Aneurysm Of Heart

Aneurysm of the heart is a relatively serious condition that can be described as a bulge and convexity of cardiac wall, usually in the area of heart chamber. In this location heart wall is weakened and is more easily susceptible to sudden perforation with fatal consequences.


Ventricular aneurysm is a common complication of extensive myocardial infarction. By larger infarction, the damaged part of cardiac wall may loose its integrity and strength and because of continuous power of blood pressure it begins to bulge out.


These aneurysms are often asymptomatic but their complications may have very serious manifests. In the cavity of an aneurysm a blood clot may form. Such blood clot can break off and float out as a so-called embolus. It travels out of the heart through blood vessels to a distant organ where it obstructs small blood vessels (the typical result is an ischemic stroke when this happens in brain arteries). The second and perhaps more serious complication is a rupture of the weakened aneurysm wall and blood spillage into the pericardial sac. In such case the pericardium quickly fills with blood that prevents heart in pumping motion (so called cardiac tamponade). The heart acutely fails and affected person dies immediately.

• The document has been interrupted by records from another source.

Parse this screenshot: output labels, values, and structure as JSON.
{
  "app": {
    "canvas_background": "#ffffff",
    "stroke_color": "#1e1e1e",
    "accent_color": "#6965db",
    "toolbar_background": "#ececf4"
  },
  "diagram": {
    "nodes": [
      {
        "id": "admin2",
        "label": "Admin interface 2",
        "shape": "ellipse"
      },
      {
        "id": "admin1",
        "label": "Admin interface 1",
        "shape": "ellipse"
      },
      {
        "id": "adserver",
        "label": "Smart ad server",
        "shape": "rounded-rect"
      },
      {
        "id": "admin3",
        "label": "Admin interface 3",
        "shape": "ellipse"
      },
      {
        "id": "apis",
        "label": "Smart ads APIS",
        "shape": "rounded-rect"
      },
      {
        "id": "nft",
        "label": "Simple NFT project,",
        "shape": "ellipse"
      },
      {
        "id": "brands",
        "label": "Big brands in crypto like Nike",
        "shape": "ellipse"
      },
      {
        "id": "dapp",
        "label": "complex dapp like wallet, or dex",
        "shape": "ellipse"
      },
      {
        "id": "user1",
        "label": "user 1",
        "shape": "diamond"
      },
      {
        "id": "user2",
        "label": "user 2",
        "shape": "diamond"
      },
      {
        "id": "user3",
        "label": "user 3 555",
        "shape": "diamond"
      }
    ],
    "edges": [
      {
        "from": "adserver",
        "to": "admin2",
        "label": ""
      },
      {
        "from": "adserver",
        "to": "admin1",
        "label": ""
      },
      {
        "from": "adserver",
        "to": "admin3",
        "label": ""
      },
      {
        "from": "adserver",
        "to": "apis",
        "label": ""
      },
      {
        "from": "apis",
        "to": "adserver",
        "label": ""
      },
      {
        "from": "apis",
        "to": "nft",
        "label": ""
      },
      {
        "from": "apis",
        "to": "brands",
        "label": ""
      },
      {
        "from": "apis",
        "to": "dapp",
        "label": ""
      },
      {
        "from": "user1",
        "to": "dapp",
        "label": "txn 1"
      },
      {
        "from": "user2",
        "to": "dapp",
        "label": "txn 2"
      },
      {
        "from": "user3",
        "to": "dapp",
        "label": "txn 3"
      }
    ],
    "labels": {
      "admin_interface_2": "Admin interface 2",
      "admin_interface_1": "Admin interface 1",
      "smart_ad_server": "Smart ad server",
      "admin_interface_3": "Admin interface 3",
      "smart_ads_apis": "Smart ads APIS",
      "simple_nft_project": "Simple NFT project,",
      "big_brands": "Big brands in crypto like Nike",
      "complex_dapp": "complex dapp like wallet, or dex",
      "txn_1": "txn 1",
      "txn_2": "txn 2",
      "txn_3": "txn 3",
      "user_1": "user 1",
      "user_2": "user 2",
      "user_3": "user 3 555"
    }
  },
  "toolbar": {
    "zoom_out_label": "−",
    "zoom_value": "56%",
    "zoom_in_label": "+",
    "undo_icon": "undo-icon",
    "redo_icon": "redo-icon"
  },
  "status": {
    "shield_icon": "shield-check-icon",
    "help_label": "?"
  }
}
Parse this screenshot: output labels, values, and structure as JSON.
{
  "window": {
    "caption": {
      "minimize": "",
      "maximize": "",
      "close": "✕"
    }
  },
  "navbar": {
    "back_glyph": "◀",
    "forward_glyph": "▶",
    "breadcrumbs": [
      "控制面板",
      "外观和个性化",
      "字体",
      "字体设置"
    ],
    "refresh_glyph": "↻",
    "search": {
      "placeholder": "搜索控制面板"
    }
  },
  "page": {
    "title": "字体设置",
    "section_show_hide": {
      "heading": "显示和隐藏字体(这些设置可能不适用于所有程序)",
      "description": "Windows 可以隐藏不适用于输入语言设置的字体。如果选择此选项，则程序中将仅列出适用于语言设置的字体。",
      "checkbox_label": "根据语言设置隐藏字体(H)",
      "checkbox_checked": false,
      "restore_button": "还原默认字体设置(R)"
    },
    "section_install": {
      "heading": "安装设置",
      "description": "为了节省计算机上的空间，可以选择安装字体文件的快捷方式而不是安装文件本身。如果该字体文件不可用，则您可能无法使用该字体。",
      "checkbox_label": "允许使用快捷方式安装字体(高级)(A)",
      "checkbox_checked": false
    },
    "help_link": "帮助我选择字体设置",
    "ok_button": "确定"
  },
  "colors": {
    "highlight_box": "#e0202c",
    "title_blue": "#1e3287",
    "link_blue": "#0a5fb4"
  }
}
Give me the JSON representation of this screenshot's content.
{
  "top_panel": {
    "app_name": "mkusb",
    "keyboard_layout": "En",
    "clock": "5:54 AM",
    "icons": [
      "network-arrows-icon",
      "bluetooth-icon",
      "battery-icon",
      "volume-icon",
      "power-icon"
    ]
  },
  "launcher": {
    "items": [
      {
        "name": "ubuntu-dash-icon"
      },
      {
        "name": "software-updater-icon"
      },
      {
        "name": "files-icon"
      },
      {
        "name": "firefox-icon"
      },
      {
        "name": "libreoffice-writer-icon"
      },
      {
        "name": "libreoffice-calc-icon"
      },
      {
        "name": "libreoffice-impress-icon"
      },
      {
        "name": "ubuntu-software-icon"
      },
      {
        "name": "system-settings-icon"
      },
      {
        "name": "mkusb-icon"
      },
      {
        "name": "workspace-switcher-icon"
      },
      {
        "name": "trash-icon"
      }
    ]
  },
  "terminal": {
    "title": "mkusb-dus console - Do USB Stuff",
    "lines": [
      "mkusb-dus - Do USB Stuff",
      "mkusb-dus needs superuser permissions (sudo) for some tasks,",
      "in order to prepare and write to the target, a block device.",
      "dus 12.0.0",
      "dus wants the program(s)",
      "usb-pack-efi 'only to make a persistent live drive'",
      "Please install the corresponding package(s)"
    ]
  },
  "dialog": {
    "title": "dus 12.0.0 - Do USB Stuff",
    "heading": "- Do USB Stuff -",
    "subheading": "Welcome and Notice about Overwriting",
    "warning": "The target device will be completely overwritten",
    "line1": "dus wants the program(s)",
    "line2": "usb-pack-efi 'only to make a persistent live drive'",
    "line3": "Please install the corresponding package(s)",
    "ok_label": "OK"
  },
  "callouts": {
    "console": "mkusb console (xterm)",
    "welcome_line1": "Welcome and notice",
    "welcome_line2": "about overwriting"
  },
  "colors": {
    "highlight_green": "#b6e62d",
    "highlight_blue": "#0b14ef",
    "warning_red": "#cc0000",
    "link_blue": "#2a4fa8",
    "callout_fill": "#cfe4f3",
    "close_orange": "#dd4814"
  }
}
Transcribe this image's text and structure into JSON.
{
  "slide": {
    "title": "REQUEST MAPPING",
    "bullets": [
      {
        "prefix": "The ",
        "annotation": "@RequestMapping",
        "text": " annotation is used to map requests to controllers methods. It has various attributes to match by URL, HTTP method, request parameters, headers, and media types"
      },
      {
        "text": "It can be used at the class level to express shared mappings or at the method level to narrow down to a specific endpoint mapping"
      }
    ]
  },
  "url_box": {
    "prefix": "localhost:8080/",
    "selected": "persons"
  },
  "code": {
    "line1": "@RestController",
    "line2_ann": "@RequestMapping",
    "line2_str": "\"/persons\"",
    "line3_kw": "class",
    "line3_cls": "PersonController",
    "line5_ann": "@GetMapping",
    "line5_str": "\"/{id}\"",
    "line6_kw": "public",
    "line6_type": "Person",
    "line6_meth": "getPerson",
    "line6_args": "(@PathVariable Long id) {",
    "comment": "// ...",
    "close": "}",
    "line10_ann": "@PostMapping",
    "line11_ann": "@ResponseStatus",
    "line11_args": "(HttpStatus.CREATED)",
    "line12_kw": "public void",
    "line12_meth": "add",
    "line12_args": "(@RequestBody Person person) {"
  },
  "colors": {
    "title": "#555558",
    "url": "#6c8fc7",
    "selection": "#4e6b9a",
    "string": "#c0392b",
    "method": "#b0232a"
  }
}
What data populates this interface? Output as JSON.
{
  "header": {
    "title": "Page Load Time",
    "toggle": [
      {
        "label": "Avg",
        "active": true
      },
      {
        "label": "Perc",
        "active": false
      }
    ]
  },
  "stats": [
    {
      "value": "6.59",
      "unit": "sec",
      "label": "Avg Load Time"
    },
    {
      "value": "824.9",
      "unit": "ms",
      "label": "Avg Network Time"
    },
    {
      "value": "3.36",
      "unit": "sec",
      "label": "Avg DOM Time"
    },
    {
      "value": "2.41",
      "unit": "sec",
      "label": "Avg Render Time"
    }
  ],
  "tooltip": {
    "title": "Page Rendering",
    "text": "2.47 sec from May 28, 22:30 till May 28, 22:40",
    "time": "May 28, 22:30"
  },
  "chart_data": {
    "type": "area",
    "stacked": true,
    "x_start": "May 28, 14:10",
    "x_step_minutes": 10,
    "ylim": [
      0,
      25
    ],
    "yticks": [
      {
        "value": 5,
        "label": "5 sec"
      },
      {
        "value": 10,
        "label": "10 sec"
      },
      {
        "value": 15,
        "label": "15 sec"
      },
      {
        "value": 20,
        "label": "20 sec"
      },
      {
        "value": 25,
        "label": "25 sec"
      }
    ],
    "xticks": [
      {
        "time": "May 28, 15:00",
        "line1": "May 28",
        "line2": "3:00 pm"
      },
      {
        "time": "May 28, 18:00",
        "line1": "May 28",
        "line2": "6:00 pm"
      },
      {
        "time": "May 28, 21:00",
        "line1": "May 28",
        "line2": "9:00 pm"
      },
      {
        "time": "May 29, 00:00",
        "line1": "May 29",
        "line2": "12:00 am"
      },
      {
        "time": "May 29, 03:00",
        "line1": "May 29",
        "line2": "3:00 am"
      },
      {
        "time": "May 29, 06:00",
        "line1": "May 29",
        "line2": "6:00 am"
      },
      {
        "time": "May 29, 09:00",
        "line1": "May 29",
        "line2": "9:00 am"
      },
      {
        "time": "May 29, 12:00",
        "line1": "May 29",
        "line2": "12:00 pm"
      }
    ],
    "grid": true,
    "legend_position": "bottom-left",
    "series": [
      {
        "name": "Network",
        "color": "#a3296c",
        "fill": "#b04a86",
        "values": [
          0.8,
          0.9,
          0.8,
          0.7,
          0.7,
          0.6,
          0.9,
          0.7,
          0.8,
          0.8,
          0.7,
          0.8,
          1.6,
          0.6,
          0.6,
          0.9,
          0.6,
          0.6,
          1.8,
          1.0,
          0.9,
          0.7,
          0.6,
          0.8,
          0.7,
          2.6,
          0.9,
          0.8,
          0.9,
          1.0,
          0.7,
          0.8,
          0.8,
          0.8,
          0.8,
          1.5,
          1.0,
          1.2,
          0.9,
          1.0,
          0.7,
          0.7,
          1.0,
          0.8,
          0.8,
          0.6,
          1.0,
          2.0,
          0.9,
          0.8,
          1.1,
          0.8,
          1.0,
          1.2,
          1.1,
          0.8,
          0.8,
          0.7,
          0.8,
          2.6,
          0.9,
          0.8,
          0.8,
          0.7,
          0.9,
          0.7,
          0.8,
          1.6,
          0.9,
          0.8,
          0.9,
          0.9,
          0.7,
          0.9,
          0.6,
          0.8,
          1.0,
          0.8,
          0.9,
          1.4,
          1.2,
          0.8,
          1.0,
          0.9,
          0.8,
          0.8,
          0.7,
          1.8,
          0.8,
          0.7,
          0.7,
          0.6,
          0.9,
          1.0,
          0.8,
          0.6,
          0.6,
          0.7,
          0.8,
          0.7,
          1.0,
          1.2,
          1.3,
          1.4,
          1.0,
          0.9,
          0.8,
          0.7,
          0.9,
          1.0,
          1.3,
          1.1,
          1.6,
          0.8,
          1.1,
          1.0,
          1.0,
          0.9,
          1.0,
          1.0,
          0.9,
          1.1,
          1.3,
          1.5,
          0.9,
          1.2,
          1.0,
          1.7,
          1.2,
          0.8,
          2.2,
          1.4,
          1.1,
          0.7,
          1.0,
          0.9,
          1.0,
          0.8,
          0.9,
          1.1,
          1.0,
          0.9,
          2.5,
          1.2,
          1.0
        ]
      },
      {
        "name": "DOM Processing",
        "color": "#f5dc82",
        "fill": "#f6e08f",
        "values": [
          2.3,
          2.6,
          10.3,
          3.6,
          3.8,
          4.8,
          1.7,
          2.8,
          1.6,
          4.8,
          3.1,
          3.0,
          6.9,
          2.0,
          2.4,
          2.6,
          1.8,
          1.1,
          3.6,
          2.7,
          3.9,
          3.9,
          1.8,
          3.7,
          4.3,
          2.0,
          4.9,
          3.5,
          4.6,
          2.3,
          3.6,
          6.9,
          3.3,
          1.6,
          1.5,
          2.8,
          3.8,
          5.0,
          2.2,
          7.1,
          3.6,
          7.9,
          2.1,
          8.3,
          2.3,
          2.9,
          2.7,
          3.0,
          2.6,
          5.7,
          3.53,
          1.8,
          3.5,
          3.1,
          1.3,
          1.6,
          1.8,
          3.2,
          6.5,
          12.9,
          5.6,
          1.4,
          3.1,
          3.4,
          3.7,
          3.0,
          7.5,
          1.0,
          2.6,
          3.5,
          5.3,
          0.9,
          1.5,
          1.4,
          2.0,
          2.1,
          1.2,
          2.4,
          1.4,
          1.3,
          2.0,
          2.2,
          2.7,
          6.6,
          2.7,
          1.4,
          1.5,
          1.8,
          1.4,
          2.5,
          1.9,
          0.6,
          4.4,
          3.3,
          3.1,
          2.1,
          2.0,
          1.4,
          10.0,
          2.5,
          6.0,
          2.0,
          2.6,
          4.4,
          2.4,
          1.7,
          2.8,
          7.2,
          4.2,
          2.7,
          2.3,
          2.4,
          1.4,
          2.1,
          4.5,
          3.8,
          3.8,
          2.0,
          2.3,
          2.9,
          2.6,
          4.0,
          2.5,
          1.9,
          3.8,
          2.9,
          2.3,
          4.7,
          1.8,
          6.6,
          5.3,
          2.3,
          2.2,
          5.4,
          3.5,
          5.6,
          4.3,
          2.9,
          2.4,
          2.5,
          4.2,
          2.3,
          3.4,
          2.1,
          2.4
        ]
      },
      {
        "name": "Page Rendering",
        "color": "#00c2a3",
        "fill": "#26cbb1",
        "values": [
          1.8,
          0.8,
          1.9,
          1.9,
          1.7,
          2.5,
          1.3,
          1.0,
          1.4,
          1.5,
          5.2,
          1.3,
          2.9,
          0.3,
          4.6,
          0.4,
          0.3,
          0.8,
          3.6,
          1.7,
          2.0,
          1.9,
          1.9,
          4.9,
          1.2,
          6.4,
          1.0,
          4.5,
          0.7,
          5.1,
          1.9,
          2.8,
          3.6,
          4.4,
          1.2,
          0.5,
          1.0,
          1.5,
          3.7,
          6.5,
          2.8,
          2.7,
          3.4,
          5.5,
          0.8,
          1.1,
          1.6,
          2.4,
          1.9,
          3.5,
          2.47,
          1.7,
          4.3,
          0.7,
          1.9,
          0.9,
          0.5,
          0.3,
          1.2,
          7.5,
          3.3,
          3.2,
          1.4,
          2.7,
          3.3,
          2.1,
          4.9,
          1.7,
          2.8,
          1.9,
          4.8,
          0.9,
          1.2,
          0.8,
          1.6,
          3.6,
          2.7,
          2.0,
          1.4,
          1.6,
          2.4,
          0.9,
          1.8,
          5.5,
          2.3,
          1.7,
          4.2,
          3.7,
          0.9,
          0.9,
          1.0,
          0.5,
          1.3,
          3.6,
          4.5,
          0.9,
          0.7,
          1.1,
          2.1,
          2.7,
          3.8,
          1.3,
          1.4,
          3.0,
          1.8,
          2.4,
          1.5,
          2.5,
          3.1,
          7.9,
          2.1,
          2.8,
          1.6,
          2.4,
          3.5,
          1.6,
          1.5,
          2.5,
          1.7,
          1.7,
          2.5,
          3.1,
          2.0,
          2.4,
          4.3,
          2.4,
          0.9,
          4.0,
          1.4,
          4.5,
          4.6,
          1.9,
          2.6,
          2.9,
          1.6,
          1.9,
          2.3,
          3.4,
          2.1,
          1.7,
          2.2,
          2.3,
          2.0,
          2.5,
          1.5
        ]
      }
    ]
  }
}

There may be a suspicion when finding some ECG changes (ST elevations mimicking acute myocardial infarction) but final and precise confirmation is proven by echocardiography when the aneurysm sac is directly seen. A large bulge of aneurysm can be also diagnosed from a change in the shape of a heart shadow on chest X-ray.


Small aneurysms need to be regularly checked by echocardiography and the patient may be administered some anticoagulants to prevent a formation of blood clots in the aneurysm’s bulge. The only permanent solution of aneurysm treatment is a surgical removal. It must be however noted that it is a difficult and risky cardiac surgery during which the aneurysm is removed and the heart wall reconstructed.